Tom gave a short laugh.
“I’m not joking, Tom. We were a couple of lucky breaks away from having a kid with a rap sheet. And we haven’t even broached the subject of smoking dope.”
“I know. But they’re still good kids. Good kids make mistakes, too.”
She turned in her chair to face him. “I hope you’re not thinking of going easy on Charlie. Because I’m not. Good kid or bad kid, serious mistakes call for serious consequences.”
“If we come down on him like a ton of bricks, it might get worse instead of better.”
“And if we close our eyes and sing a lullaby, maybe it will all go away.”

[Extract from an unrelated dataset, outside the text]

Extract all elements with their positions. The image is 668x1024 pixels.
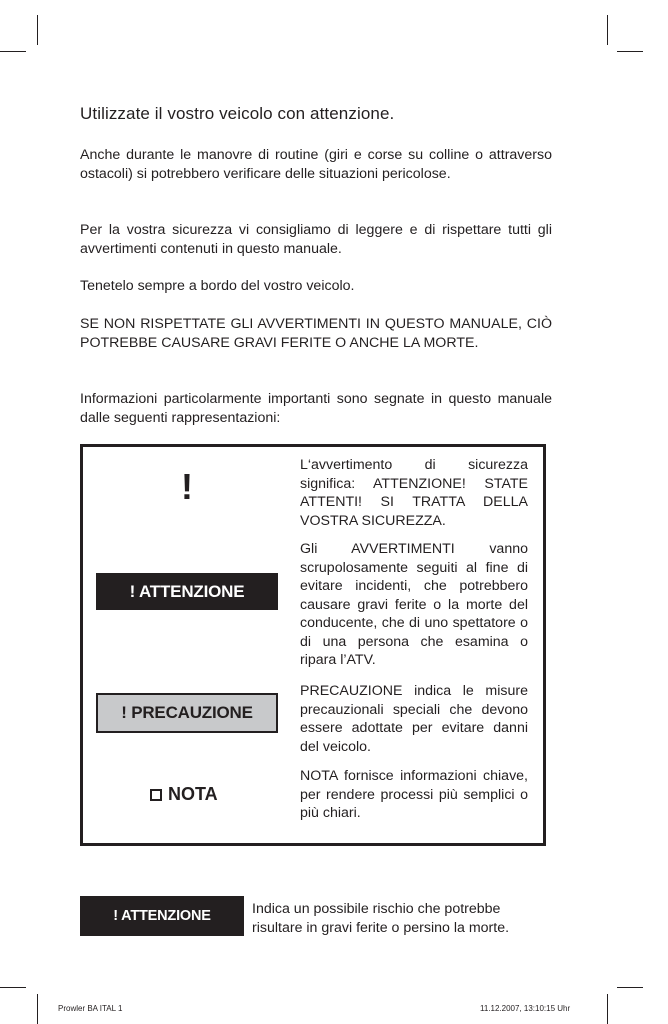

“No need to get sarcastic, Geneva.”
“It’s either sarcasm or righteous indignation. Take your pick.”
“What? So because you wanted to bankrupt your mother rather than help her out, and because you had some sort of women’s intuition about what Charlie was up to, I’m to blame for all this?” He threw his arms wide and stared at her, incredulous.
“No, Tom, I’m not blaming you for this. But after being scolded for so long for worrying too much, you shouldn’t be surprised I’m angry. I’m angry at my mother, at the kids, and at myself. And, damn it, Tom, I’m angry at you.”